Australia and New Zealand are planning a "travel bubble", or corridor, that will allow the quarantine-free flow of people between the two neighbours.
Both countries have severely restricted international travel to prevent the spread of coronavirus.
However, if successful, the "bubble" could grow to include more countries that have a low number of cases.
A wider scheme is planned with Canada and other Asian economies to help supply chains and business travel.
The governments of Australia and New Zealand revealed their plans on Tuesday to set up a "trans-Tasman travel bubble", although no timeframe was given.
This quarantine-free travel zone could provide huge advantages to both nations, who have shown strong records for containing the virus. Currently, they impose a 14-day quarantine on international arrivals.
"The broader reality is the global travel market is in a very bad way. In our part of the world and around the trans-Tasman route it makes clear sense that a travel bubble can work in our neck of the woods," said Simon Westaway, executive director at the Australian Tourism Industry Council.
Qantas, Australia's biggest airline, wants to start using the travel bubble once domestic flights across Australia are resumed.
"It's a positive we weren't expecting up till now and hopefully it can be established as a model to open part by part the international network when various countries have a control on Covid-19," said the airline's chief executive, Alan Joyce.
According to Mr Joyce, New Zealand is the second-largest source of tourists heading into Australia, while Australia is the largest source of tourists for New Zealand.
He said it would give people in Australia a destination "that they're comfortable flying to", and vice versa.
Mr Joyce hopes the travel bubble can be extended to more countries if successful.
"If the New Zealand bubble idea gets traction and that we're comfortable with that and that seems like it's working well, then a similar approach could be done with markets where countries have Covid-19 under control."

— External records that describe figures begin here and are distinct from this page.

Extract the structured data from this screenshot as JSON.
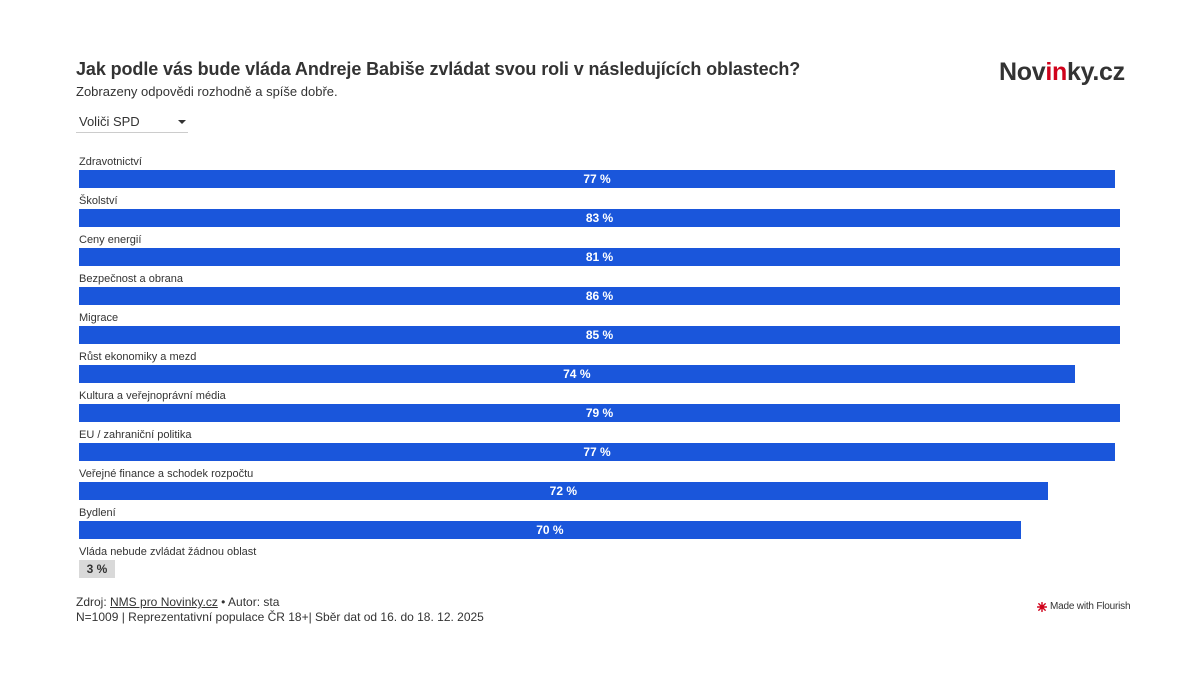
{
  "header": {
    "title": "Jak podle vás bude vláda Andreje Babiše zvládat svou roli v následujících oblastech?",
    "subtitle": "Zobrazeny odpovědi rozhodně a spíše dobře.",
    "logo_main": "Nov",
    "logo_accent": "in",
    "logo_tail": "ky.cz"
  },
  "filter": {
    "selected": "Voliči SPD"
  },
  "chart_data": {
    "type": "bar",
    "orientation": "horizontal",
    "title": "Jak podle vás bude vláda Andreje Babiše zvládat svou roli v následujících oblastech?",
    "subtitle": "Zobrazeny odpovědi rozhodně a spíše dobře.",
    "categories": [
      "Zdravotnictví",
      "Školství",
      "Ceny energií",
      "Bezpečnost a obrana",
      "Migrace",
      "Růst ekonomiky a mezd",
      "Kultura a veřejnoprávní média",
      "EU / zahraniční politika",
      "Veřejné finance a schodek rozpočtu",
      "Bydlení",
      "Vláda nebude zvládat žádnou oblast"
    ],
    "values": [
      77,
      83,
      81,
      86,
      85,
      74,
      79,
      77,
      72,
      70,
      3
    ],
    "value_labels": [
      "77 %",
      "83 %",
      "81 %",
      "86 %",
      "85 %",
      "74 %",
      "79 %",
      "77 %",
      "72 %",
      "70 %",
      "3 %"
    ],
    "colors": [
      "#1a56db",
      "#1a56db",
      "#1a56db",
      "#1a56db",
      "#1a56db",
      "#1a56db",
      "#1a56db",
      "#1a56db",
      "#1a56db",
      "#1a56db",
      "#d9d9d9"
    ],
    "unit": "%"
  },
  "footer": {
    "source_prefix": "Zdroj: ",
    "source_link": "NMS pro Novinky.cz",
    "author": " • Autor: sta",
    "note": "N=1009 | Reprezentativní populace ČR 18+| Sběr dat od 16. do 18. 12. 2025",
    "made_with": "Made with Flourish"
  },
  "colors": {
    "bar": "#1a56db",
    "bar_muted": "#d9d9d9",
    "accent": "#d0021b"
  }
}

Chris Roberts, chief executive of New Zealand's tourist board Tourism Industry Aotearoa, said it needed the correct health safeguards and the best use of technology to work.
"If New Zealand and Australia can show this can work, then it is likely to be adopted elsewhere. It could be 12-18 months before we return to open borders."
Mr Roberts hopes the travel bubble will include its Pacific Island neighbours as they are heavily dependent on tourism. After that "New Zealand would likely look to places like Taiwan, Hong Kong, China and South Korea which are doing well in the fight against Covid-19 as the next places to re-establish links with".
Australia and New Zealand are also involved in a larger "trade bubble" looking to agree guidelines for essential business travel. The wider group includes Canada, South Korea and Singapore.
The group's aim is to resume the flow of goods, services and key people. The plan includes "guidelines to allow, on an exceptional basis, essential cross-border travel for purposes such as maintaining global supply chains, including essential business travel," according to a joint statement.
The countries also want a fast-tracking customs procedure on essential items such as food and medical supplies, and to restart logistics networks across air, sea and land freight.